And now for something completely different – A Landsat for the 21st century
“For over 40 years, the Landsat program has collected spectral information from Earth’s surface, creating a historical archive unmatched in quality, detail, coverage, and length.” (Landsat web page) During that time incremental improvements have been made to the Landsat system, but no fundamental breakthroughs have been made in achieving and enhancing the basic mission.
The Landsat for the 21st Century originated from concepts described previously (Full Spectral Imaging, Empirical Reflectance Retrieval, and Autonomous Remote Sensing) and from the design of the High Spectral & Spatial Resolution Instrument (HSSRI). This design has also been incorporated into the Global Real-time Disaster and Environmental Monitoring Satellite (GRDEMSat). Major improvements to the Landsat system can be achieved by incorporating existing infrastructure and currently available, off-the-shelf technology that will fundamentally change the way the Landsat system operates while preserving all of its historical features. A key feature of the next-generation Landsat System will be that it collects information rather than data. The primary obstacle to implementation of this proposed system will be acceptance of the new ideas by the traditional user community.
Landsat Mission Objective
As its name suggests, the mission of Landsat is to maintain a record of the Earth’s land surface and to detect and monitor changes. After many years of operation, and including supplemental information, a very good record (archive) of the Earth’s land surface has been obtained. The day-to-day operation of Landsat then, is primarily in the detection and monitoring of change.
Earth observation from space must answer three questions; What?, Where?, and When? The Landsat archive provides an enormous trove of information regarding the What? and the Where? Using the archive facilitates the answering of the first two questions when new data is acquired. The archive also provides information about where to look for new data to monitor change, and therefore to maintain the archive with respect to the final question; When?

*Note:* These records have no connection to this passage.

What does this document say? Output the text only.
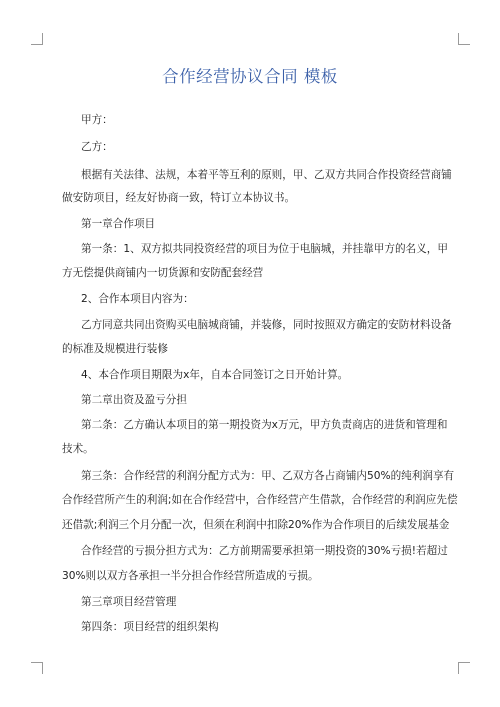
合作经营协议合同 模板
甲方：
乙方：
根据有关法律、法规，本着平等互利的原则，甲、乙双方共同合作投资经营商铺
做安防项目，经友好协商一致，特订立本协议书。
第一章合作项目
第一条：1、双方拟共同投资经营的项目为位于电脑城，并挂靠甲方的名义，甲
方无偿提供商铺内一切货源和安防配套经营
2、合作本项目内容为：
乙方同意共同出资购买电脑城商铺，并装修，同时按照双方确定的安防材料设备
的标准及规模进行装修
4、本合作项目期限为x年，自本合同签订之日开始计算。
第二章出资及盈亏分担
第二条：乙方确认本项目的第一期投资为x万元，甲方负责商店的进货和管理和
技术。
第三条：合作经营的利润分配方式为：甲、乙双方各占商铺内50%的纯利润享有
合作经营所产生的利润;如在合作经营中，合作经营产生借款，合作经营的利润应先偿
还借款;利润三个月分配一次，但须在利润中扣除20%作为合作项目的后续发展基金
合作经营的亏损分担方式为：乙方前期需要承担第一期投资的30%亏损!若超过
30%则以双方各承担一半分担合作经营所造成的亏损。
第三章项目经营管理
第四条：项目经营的组织架构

Rather than periodically acquiring images of the entire Earth and leaving it to the users to detect changes, it would be more practical to monitor only those portions of the Earth’s land surface that have changed. This means collecting information (change) rather than data (mostly what you already know). This can be done operationally by targeted monitoring using a full function next-generation Landsat instrument system, and by employing alternative sources of information. By requiring only relatively small portions of the Earth’s surface to be monitored frequently, significant gains can be made in information quality, usability of the information, and in reliability of the sensors. The new system design is also expected to significantly reduce the system cost.
For change detection, rather than using a single satellite with a wide swath coverage, it is more practical to use a constellation of satellites with narrow coverage and off-nadir pointing capability. A five satellite constellation, for example, would allow imaging of any place on Earth at least once per day. NASA has favorably reviewed this option. Similar systems are currently operational and in development (see Landsat Alternatives at Landsat for the 21st Century.
Landsat Instrument System
To maximize spectral, spatial, and temporal resolution a dual imaging system and instrument pointing can be used. Maximum spectral resolution can be achieved using a Hyperspectral (or preferably a full spectral) imaging system. Maximum spatial resolution can be achieved with a Time Delay and Integration (TDI) multispectral system. Each imager would use the same fore-optics and have the same swath width, about 40 Km.
Temporal resolution would be maximized employing the five satellite constellation and instrument pointing. As described above, the Landsat mission can be accomplished by observing areas of change. To do this on a daily basis, the satellites must have the capability to slew cross track to observe areas of interest. The subject of target selection for change observation is a proven capability and is addressed elsewhere.
The capability slew the satellite along track can also be utilized to improve image quality or the signal-to-noise ratio. This is also a proven capability.
Landsat System Development
To exploit existing infrastructure and currently available, off-the-shelf technology, collaboration with several organizations will be required to develop the Landsat for the 21st Century. Organizations will be needed with expertise in instrument development, spaceflight program management, data acquisition, processing, archiving, and distribution, and finally, machine learning and/or Artificial Intelligence (AI). The lead organization for the Landsat for the 21st Century Program can come from any of these organizations.
Using currently available technology and infrastructure, and overcoming more than 40 years of conventional thinking would provide a Landsat system for the 21st century. This new system would provide improved spatial, spectral, and temporal resolution information and probably most importantly, it would make the information more readily available to users in a format that is easy to use. Without significant technological and operational improvement Landsat risks becoming a relic, primarily valued for its archive.